FAQs
Tokens can be thought of as pieces of words. Before the API processes the request, the input is broken down into tokens. These tokens are not cut up exactly where the words start or end - tokens can include trailing spaces and even sub-words.
What are tokens in generative AI? ›
In the field of AI, a token is a fundamental unit of data that is processed by algorithms, especially in natural language processing (NLP) and machine learning services. A token is essentially a component of a larger data set, which may represent words, characters, or phrases.
What is token in prompt engineering? ›
Prompt tokens are the tokens that you input into the model. This is the number of tokens in your prompt. Completion tokens are any tokens that the model generates in response to your input. For a standard request, this is the number of tokens in the completion.
What is prompt engineering in generative AI? ›
Prompt engineering makes it easy for users to obtain relevant results in the first prompt. It helps mitigate bias that may be present from existing human bias in the large language models' training data. Further, it enhances the user-AI interaction so the AI understands the user's intention even with minimal input.
What is the difference between token and word? ›
These tokens are often loosely referred to as terms or words, but it is sometimes important to make a type/token distinction. A token is an instance of a sequence of characters in some particular document that are grouped together as a useful semantic unit for processing.
What is the difference between word and token in NLP? ›
Most words (“apple”, “banana”, “zebra”) are also tokens when written. Punctuation marks such as the exclamation mark “!” are tokens but not words, because you can't utter them in isolation. Word and token are often used interchangeably in NLP.
What is a token example? ›
In general, a token is an object that represents something else, such as another object (either physical or virtual), or an abstract concept as, for example, a gift is sometimes referred to as a token of the giver's esteem for the recipient.

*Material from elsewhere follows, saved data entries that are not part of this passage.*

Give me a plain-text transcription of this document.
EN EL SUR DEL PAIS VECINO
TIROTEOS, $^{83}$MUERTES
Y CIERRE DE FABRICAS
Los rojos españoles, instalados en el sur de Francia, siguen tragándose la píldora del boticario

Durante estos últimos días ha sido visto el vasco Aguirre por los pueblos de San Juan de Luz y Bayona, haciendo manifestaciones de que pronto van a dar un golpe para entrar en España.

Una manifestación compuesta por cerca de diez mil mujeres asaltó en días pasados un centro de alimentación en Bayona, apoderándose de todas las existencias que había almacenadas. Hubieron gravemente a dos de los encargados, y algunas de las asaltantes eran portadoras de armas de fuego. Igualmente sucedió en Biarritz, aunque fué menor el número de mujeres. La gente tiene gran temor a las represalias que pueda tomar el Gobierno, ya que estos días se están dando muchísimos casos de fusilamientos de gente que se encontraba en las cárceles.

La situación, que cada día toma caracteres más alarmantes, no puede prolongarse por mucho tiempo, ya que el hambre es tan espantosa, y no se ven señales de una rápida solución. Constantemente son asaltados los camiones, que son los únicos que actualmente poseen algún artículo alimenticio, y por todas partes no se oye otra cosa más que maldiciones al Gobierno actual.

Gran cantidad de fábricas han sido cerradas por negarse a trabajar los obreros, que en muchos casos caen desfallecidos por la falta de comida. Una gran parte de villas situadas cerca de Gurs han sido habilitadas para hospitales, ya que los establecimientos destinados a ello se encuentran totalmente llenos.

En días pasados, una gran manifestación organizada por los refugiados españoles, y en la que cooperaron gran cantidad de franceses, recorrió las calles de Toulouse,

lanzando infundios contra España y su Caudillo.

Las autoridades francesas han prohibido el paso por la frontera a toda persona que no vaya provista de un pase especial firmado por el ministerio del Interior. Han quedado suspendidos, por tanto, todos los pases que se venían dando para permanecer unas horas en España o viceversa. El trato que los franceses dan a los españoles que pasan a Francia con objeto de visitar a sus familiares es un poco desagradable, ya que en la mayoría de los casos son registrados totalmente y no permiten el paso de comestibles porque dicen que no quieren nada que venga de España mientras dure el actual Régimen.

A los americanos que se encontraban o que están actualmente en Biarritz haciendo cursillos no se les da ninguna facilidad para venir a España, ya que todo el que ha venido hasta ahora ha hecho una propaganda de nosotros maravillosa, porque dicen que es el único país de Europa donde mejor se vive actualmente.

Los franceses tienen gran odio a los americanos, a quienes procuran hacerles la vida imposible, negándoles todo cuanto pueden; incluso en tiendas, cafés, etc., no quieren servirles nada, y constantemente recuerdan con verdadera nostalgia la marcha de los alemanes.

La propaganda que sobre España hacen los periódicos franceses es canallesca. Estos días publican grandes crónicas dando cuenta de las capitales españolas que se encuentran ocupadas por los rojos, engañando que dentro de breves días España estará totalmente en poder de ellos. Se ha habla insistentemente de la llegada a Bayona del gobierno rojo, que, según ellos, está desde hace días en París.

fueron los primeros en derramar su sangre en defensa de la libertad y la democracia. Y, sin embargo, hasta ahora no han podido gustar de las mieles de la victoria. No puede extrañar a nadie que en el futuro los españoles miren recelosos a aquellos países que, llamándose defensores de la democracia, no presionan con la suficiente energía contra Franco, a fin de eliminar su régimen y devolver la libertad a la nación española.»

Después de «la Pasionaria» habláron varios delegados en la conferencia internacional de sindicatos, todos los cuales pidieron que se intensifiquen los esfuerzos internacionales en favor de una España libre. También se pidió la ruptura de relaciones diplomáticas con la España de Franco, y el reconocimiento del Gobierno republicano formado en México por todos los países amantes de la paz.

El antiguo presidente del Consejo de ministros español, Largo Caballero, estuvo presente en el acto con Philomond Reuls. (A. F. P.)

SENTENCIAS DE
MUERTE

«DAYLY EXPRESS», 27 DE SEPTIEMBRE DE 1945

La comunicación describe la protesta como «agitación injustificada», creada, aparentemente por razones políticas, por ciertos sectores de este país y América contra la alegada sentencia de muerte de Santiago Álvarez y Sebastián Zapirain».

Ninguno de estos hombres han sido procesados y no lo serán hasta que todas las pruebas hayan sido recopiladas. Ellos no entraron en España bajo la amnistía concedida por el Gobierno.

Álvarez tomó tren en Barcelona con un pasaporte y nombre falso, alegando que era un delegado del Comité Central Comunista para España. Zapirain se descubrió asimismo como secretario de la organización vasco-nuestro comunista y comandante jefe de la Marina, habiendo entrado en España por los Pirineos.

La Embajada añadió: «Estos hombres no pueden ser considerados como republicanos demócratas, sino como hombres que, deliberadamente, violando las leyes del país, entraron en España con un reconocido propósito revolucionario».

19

What is a token in ChatGPT? ›
Tokens are the basic unit that OpenAI GPT models (including ChatGPT) use to compute the length of a text. They are groups of characters, which sometimes align with words, but not always. In particular, it depends on the number of characters and includes punctuation signs or emojis.
What is an example of a token in NLP? ›
For example, consider the sentence: “Never give up”. The most common way of forming tokens is based on space. Assuming space as a delimiter, the tokenization of the sentence results in 3 tokens – Never-give-up. As each token is a word, it becomes an example of Word tokenization.
How much do AI prompt engineers make? ›
The estimated total pay for a AI Prompt Engineer is $183,299 per year in the United States area, with an average salary of $127,710 per year. These numbers represent the median, which is the midpoint of the ranges from our proprietary Total Pay Estimate model and based on salaries collected from our users.
They transcend industries, spanning art, medicine, sports, tech, sustainable development, and beyond. The future of work is AI-powered, and Prompt Engineers are at the forefront of this transformation. Are you ready to prepare for the jobs of the future? Look no further.
What is the difference between tokens and keywords? ›
Tokens are used to build the structure of a C program and to specify the actions that the program should take. Keywords: In C programming, keywords are a set of reserved words that have a specific meaning and are used to build the structure of the language.
What is the difference between tokens and vocabulary? ›
In NLP tokens refers to the total number of "words" in your corpus. I put words in quotes because the definition varies by task. The vocab is the number of unique "words". It should be the case that vocab <= tokens.
What do tokens refer to in AI? ›
Tokenization, in the realm of Artificial Intelligence (AI), refers to the process of converting input text into smaller units or 'tokens' such as words or subwords. This is foundational for Natural Language Processing (NLP) tasks, enabling AI to analyze and understand human language.
Are tokens words or letters? ›
Tokens are the building blocks of Natural Language. Tokenization is a way of separating a piece of text into smaller units called tokens. Here, tokens can be either words, characters, or subwords.